Es gibt verschiedene Dinge, die förderlich für die Zahngesundheit sind. Dies fängt bei körpereigenen Einrichtungen wie dem Speichel an und geht über Bestandteile der Nahrung wie Fluor und Calcium bis hin zu Stoffen in den Mundhygieneprodukten.
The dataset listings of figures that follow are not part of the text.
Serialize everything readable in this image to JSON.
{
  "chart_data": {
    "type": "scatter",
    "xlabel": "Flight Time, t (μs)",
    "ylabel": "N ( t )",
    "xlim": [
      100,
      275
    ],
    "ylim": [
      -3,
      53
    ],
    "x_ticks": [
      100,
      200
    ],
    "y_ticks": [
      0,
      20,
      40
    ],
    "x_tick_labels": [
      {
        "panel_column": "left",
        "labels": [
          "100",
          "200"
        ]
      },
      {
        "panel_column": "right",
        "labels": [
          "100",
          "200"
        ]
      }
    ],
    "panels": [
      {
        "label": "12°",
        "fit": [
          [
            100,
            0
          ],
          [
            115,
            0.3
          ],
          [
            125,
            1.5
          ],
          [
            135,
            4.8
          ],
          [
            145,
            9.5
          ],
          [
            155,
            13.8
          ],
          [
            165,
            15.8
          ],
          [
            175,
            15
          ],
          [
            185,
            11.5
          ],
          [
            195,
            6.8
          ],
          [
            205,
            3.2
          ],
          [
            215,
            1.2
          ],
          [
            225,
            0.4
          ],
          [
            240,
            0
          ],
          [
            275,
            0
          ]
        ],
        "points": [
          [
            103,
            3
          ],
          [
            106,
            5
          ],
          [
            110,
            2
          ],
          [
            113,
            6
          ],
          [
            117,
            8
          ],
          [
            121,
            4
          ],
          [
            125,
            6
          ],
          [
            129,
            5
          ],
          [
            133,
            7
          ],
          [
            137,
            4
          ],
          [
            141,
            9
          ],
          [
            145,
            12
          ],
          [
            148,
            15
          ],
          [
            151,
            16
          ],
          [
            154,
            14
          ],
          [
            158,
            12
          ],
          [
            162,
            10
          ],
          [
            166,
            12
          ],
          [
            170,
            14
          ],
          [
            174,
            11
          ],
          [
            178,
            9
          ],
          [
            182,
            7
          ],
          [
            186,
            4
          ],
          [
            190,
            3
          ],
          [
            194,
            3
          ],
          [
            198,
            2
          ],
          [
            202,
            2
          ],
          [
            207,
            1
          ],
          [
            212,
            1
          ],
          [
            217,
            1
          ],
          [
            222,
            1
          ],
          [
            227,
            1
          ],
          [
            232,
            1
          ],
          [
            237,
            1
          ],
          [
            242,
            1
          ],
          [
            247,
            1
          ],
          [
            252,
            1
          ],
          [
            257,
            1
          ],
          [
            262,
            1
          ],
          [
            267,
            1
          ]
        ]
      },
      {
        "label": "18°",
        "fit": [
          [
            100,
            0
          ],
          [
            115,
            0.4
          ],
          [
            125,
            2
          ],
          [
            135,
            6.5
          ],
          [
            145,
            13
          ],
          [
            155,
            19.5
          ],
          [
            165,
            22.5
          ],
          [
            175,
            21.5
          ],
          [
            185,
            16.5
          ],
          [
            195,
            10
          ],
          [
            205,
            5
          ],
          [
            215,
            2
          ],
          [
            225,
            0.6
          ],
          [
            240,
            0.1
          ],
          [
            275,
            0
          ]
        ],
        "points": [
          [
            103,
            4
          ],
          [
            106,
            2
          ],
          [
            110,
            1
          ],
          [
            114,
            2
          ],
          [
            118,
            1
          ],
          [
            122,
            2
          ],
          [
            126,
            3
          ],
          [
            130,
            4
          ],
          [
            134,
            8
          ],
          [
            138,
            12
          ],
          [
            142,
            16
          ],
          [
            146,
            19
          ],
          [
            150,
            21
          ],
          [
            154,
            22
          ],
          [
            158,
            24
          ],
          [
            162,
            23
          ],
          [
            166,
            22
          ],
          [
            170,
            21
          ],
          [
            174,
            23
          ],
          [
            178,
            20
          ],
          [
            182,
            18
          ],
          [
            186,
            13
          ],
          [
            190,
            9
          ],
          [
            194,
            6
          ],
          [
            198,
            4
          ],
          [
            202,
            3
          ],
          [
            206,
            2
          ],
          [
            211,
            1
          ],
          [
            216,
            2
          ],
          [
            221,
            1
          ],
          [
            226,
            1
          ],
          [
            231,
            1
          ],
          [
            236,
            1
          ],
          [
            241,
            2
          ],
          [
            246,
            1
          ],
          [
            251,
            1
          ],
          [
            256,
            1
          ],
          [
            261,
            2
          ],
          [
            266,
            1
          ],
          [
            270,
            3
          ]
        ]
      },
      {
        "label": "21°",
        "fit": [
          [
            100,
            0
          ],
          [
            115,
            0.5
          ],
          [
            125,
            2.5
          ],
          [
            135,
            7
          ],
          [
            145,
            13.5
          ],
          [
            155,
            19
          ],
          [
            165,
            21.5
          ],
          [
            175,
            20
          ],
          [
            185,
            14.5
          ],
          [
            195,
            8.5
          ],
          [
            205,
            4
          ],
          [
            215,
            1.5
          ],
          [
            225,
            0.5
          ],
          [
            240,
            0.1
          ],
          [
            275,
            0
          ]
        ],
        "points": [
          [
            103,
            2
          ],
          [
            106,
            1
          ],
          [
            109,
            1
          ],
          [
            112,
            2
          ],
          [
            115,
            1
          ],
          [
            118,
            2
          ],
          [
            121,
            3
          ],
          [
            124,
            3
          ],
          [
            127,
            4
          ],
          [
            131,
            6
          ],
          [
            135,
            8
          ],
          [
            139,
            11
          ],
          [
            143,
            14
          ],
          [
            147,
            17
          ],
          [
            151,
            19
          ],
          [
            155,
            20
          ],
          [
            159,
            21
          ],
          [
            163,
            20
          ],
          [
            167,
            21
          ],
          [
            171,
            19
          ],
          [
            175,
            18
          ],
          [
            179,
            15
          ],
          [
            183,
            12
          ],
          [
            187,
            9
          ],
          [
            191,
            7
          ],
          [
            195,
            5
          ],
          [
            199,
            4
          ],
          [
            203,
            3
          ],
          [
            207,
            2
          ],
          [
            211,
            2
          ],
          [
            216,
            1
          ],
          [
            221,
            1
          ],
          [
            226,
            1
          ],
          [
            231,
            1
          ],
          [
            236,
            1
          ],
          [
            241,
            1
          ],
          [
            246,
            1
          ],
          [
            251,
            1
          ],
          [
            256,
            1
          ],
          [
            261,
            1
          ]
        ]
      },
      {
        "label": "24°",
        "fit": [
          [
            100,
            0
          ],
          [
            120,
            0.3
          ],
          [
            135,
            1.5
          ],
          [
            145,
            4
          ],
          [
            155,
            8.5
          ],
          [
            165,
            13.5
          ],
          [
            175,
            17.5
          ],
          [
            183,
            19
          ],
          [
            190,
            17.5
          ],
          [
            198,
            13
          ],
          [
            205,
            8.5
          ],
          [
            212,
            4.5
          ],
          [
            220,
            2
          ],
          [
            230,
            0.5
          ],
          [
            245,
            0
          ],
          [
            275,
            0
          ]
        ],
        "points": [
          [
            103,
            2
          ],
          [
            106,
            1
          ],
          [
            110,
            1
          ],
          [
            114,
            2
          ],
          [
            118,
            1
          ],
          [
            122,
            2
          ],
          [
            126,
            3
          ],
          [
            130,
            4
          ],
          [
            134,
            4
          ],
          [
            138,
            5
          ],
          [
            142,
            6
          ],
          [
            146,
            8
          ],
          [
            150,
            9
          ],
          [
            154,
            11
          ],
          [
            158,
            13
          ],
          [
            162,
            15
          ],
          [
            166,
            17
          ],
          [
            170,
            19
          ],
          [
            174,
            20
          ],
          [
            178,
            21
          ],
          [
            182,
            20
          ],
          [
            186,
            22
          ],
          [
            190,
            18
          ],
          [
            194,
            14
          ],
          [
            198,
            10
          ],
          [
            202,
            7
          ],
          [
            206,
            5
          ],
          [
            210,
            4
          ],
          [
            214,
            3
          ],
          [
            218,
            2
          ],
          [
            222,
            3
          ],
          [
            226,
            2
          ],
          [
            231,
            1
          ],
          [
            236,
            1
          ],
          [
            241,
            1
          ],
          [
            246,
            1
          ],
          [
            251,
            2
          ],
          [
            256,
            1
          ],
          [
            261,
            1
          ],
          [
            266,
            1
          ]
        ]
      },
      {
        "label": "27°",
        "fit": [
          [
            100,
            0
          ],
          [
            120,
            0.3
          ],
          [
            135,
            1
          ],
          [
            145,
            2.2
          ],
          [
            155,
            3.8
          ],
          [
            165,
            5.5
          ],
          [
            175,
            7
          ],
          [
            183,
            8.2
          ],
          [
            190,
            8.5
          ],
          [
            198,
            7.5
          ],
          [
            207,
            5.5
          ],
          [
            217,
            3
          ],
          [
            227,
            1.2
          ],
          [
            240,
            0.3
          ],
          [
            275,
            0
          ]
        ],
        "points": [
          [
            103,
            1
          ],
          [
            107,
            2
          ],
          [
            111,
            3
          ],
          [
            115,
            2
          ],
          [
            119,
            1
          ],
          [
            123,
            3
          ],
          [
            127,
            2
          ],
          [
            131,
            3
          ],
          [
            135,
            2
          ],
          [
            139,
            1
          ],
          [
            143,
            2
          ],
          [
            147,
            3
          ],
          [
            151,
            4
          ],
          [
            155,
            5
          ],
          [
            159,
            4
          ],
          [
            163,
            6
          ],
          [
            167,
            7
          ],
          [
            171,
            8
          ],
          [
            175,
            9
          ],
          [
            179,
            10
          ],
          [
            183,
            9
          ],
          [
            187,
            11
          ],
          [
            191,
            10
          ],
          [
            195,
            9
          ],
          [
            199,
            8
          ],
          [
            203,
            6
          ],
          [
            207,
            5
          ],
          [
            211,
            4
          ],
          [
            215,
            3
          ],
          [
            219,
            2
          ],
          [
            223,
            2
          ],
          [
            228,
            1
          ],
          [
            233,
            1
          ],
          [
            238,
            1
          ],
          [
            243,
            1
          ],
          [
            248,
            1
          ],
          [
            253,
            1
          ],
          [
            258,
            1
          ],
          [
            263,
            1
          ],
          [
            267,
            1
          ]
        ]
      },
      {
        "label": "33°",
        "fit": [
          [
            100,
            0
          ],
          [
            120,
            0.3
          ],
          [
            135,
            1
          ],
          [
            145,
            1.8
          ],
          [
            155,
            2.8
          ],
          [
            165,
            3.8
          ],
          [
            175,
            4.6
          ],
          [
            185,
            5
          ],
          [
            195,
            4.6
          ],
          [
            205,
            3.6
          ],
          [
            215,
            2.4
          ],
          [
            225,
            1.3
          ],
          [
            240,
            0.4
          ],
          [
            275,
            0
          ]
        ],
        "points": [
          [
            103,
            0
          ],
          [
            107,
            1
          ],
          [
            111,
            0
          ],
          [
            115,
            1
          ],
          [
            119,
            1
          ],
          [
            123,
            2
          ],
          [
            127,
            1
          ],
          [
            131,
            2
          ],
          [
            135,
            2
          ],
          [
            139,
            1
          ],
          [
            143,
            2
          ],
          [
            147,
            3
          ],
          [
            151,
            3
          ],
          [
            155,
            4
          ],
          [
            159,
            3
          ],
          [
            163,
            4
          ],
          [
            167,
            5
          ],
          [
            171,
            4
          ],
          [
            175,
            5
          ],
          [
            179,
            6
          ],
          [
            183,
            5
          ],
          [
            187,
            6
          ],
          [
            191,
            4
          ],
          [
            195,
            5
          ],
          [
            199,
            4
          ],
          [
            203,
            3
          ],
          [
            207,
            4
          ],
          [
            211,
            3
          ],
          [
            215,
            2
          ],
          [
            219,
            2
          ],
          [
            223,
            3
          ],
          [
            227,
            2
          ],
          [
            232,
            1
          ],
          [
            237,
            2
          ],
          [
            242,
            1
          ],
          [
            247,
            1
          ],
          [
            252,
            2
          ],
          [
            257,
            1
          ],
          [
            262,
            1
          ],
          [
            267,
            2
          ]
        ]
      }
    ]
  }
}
Und natürlich Pflegeprodukte wie Zahnseide.

Die Einflüsse auf die Zahngesundheit sind vielfältig. Die schlechten Einflüsse sind weitestgehend durch medizinische Aufklärungskampagnen und die Aufklärungsarbeit der Zahnärzte bekannt. Doch gibt es auch die Einflüsse, die gut für unsere Zähne sind. Auch diese werden immer im Zusammenhang mit der Erhaltung der Zahngesundheit aufgezählt.

Man kann unterschiedliche Quellen dieser Einflüsse feststellen.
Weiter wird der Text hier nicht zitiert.